Benchmarking of distributed query engines
Thanks for checking out our benchmarking repository! We built this repository because many of our users were asking us for a comparison of Daft and other similar frameworks.
Benchmarking is notoriously difficult to present in an unbiased way.
To that end, you (the reader!) should be very careful when interpreting the results presented in this repository:
- These results are only valid for the code that is checked into the repository, on the versions/builds that were specifically used in this repository and in the environments that the code was ran on
- The workloads, code and infrastructure used for the Daft benchmarks are likely much more optimized than that of other frameworks
- Any small differences in your use-case will cause performance to be different from what has been observed in this benchmark. This can be as obvious as the size of your dataset/number of files/type of machines, to something as subtle as the size of the row-groups in your Parquet files or newline delimiter in your CSVs. Always do your own homework, on your own workloads, if deciding between frameworks!
That being said, developers of Daft need to understand how Daft performs relative to similar frameworks, on workloads that we think are representative of a typical Daft workload. Thus, we do need to put benchmarks out there, but at the same time acknowledge that these benchmarks are biased.
Where possible, we will attempt to detail in as much detail as possible how we ran these workloads. We would love to collaborate with users who are more familiar with these systems to correctly run them in a way that is more representative of how these systems are usually run. If you see something misrepresented/missing/wrong, please open an Issue/PR.
Our benchmarks were run in an AWS cloud account, on an EKS Kubernetes cluster. PySpark benchmarks were run from the AWS EMR service instead of on the Kubernetes cluster.
- Instance type: each machine is an
i3.2xlarge
machine type (8 cores, 60G of memory), which comes with an NVME SSD drive is used as scratch space. To simplify the setup, all "head/driver/scheduler nodes" (nodes that do not perform work but instead are only responsible for coordination) are also just launched on the same instance type. - Networking: we launch clusters in the same AWS Region (us-west-2) and Availability Zone
- Data: The data is kept an AWS S3 bucket as Parquet files. Files are split into
N
partitions, depending on the benchmark being tested. Reading these files from AWS S3 is part of the benchmarking as well as it is representative of real-world applications. - Kubernetes: For ease of deployment and easier reproducibility, we use Kubernetes (specifically, EKS on Kubernetes v1.22). We include kubernetes configs which were applied to start the necessary clusters in the
cluster_setup/
folder. This is how we run the Ray, Dask and Spark clusters used in this benchmark. - AWS EMR: Hosting a Spark cluster on kubernetes was surprisingly challenging. Instead, we opted to use a managed Spark service on AWS EMR for benchmarking PySpark.
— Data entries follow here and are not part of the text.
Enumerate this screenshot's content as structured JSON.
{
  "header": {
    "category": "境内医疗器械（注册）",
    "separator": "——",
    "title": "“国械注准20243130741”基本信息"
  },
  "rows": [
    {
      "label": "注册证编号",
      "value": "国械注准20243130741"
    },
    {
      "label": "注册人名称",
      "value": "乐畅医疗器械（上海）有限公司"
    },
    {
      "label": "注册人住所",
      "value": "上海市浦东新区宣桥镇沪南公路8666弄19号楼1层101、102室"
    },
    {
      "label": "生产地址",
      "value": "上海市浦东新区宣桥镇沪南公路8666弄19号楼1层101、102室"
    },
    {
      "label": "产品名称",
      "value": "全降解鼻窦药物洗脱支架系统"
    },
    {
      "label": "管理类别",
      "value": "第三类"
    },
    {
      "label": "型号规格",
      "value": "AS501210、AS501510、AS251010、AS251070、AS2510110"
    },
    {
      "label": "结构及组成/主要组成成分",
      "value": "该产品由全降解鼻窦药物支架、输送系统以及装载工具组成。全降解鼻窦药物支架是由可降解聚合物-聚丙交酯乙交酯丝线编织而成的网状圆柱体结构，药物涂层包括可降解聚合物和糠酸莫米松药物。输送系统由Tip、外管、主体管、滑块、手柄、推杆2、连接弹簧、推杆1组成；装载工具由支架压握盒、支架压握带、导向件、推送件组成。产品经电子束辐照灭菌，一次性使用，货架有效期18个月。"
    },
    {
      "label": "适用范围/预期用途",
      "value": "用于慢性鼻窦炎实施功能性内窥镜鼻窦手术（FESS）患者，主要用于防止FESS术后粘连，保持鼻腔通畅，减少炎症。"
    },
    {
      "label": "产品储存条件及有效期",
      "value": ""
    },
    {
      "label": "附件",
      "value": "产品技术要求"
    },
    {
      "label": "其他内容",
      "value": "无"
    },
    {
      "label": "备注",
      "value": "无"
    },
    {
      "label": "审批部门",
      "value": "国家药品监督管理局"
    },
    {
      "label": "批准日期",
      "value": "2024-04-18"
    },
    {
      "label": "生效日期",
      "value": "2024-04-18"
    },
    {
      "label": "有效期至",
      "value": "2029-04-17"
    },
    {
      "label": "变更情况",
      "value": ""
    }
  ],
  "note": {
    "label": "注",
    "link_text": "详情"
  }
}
The code for benchmarking Dask, Modin and Spark are heavily adapted from the Polars TPC-H benchmarks and the XOrbits TPC-H benchmarks.
We acknowledge that this code may not be the most optimal or idiomatic code for non-Daft use-cases, and encourage readers to submit their contributions to make them better!
The scripts in this library were run using Python 3.10.9
- Create a virtual environment:
python -m venv venv
- Activate your virtual environment:
source venv/bin/activate
- Install the dependencies required by this repository:
pip install -r requirements.txt
You can run the benchmarking script like so:
python distributed_query_benchmarking/__main__.py \
{daft, dask, modin, spark} \
--s3-parquet-url <URL to AWS S3 prefix containing generated data>
--ray-address <HTTP URL to the Ray dashboard of your Ray cluster if running on a Ray-backed framework (e.g. http://localhost:8265)>
--dask-address <URL to the Dask cluster if running on a Dask-backed framework (e.g. localhost:8787)>
--num-attempts <Number of attempts per question>
--timeout <Amount of time in seconds to wait until timing out for each attempt>
--questions <Space-separated list of questions to run (e.g. 1 2 3 5 6 10)>
TPC-H data was generated using the utilities found in the open-sourced Daft repository.
The output data is stored in AWS S3, in the following folder structure:
s3://your-bucket/path/
customer/
*.parquet
lineitem/
*.parquet
nation/
*.parquet
orders/
*.parquet
part/
*.parquet
partsupp/
*.parquet
region/
*.parquet
supplier/
*.parquet
Each subfolder contains N
number of parquet files, where N
is the number of partitions in the generated dataset.